Dalle origini mitteleuropee al rito pop
Se l’etimologia rinvia al mondo germanico, la storia della bevanda attraversa il cuore dell’Europa di metà Ottocento. Nel 1857, in un giornale ungherese pubblicato a Budapest, appare per la prima volta il termine spritzer, riferito a un “vino mescolato con acqua frizzante” servito… a Venezia.
Sessant’anni più tardi, nel 1928, il giornalista Elio Zorzi racconta nelle sue Osterie veneziane di un “bismark o spritz” servito con una scorzetta di limone: una bevanda delicata e “innocente”, di cui già allora si riconosceva la vocazione nobiliare.
Nel 1979, la veneziana Mariù Salvatori de Zuliani ne consegna la ricetta definitiva: vino bianco, bitter, scorza di limone e un tocco di gin per “darghe a sto aperitivo modesto una çerta qual aria de nobiltà”.
Quell’“aria di nobiltà” si è oggi trasformata in un’icona pop: un bicchiere che unisce lingue, territori e generazioni diverse, specchio di un’Italia liquida e colorata, capace di trasformare una spruzzata d’acqua e vino in simbolo universale di convivialità.
Per concludere.

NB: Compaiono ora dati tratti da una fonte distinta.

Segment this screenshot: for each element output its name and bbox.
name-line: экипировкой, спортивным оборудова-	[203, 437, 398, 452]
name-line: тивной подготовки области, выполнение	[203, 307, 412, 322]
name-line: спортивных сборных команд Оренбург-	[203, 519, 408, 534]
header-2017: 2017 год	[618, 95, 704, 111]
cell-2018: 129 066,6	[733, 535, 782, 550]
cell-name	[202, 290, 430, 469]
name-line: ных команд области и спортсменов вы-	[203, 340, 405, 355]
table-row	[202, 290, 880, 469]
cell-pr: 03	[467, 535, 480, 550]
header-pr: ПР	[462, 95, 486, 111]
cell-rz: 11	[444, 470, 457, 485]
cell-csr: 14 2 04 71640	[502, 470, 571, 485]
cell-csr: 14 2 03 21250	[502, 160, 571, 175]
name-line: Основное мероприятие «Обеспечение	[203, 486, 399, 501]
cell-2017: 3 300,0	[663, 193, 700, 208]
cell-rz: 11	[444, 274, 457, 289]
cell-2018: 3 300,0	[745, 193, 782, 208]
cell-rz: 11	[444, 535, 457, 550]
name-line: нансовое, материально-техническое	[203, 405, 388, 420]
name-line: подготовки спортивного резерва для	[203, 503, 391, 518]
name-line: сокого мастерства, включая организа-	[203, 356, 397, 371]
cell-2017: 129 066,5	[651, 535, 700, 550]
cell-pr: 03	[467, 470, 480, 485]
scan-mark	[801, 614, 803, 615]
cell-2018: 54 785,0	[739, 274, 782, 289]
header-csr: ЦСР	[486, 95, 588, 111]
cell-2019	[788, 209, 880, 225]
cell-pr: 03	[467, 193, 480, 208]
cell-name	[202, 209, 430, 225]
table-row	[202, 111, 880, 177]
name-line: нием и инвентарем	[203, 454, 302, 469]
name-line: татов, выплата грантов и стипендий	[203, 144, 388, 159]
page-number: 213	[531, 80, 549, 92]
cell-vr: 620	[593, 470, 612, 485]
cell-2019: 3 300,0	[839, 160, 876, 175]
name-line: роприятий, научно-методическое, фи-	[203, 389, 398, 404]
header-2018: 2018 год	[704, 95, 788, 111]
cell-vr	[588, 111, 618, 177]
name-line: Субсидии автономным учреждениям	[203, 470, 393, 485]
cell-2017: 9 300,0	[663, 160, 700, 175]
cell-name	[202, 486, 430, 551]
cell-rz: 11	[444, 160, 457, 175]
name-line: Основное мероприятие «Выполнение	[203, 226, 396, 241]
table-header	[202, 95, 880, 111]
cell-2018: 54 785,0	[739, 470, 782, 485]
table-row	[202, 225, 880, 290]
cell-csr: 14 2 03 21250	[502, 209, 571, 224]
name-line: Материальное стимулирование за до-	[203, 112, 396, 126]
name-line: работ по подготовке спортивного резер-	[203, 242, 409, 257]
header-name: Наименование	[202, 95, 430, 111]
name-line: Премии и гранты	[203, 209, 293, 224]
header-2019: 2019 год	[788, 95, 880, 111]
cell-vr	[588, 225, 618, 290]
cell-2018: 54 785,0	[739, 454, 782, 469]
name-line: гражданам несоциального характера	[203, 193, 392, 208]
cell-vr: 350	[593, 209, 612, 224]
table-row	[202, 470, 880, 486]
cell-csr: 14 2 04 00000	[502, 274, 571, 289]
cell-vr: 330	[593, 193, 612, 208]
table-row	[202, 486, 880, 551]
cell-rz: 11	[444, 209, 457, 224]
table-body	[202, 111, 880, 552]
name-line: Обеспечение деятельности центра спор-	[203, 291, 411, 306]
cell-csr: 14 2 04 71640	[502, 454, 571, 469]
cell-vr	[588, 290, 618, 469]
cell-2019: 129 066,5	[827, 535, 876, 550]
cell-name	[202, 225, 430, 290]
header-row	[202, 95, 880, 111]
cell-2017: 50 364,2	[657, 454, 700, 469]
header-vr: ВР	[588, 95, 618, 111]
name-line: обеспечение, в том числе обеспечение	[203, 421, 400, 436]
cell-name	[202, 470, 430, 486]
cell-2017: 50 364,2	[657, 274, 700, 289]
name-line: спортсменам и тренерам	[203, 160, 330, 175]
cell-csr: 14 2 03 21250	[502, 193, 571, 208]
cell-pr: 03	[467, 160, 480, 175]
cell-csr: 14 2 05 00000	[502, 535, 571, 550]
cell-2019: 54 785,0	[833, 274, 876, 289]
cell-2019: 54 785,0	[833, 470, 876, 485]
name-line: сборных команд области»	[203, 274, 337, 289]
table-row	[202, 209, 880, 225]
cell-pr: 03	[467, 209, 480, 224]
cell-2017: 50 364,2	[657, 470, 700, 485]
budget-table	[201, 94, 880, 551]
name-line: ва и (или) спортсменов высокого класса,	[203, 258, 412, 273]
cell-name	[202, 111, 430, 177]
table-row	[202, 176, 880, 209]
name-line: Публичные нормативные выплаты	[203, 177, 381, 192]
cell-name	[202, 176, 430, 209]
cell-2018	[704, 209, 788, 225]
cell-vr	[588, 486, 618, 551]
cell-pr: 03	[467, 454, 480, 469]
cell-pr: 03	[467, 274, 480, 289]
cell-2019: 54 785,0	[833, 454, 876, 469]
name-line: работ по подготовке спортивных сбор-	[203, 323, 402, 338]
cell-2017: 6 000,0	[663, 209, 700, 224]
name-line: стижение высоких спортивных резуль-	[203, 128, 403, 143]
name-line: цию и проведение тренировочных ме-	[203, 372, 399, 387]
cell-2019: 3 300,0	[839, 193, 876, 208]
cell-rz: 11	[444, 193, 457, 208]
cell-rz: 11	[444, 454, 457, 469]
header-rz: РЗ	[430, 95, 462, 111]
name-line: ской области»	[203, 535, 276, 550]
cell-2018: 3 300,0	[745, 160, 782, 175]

Dallo spruzzo di seltz dei soldati austriaci allo skyline di New York, lo spritz ha percorso quasi due secoli di storia, linguaggio e costume. È la dimostrazione che anche un gesto quotidiano può farsi rito collettivo, e che le parole – come le bevande – sanno viaggiare, mutare, reinventarsi. In fondo, dentro ogni calice arancione c’è la leggerezza dell’Italia contemporanea: un Paese che ama raccontarsi con un sorriso, possibilmente al tramonto, davanti a un bicchiere frizzante.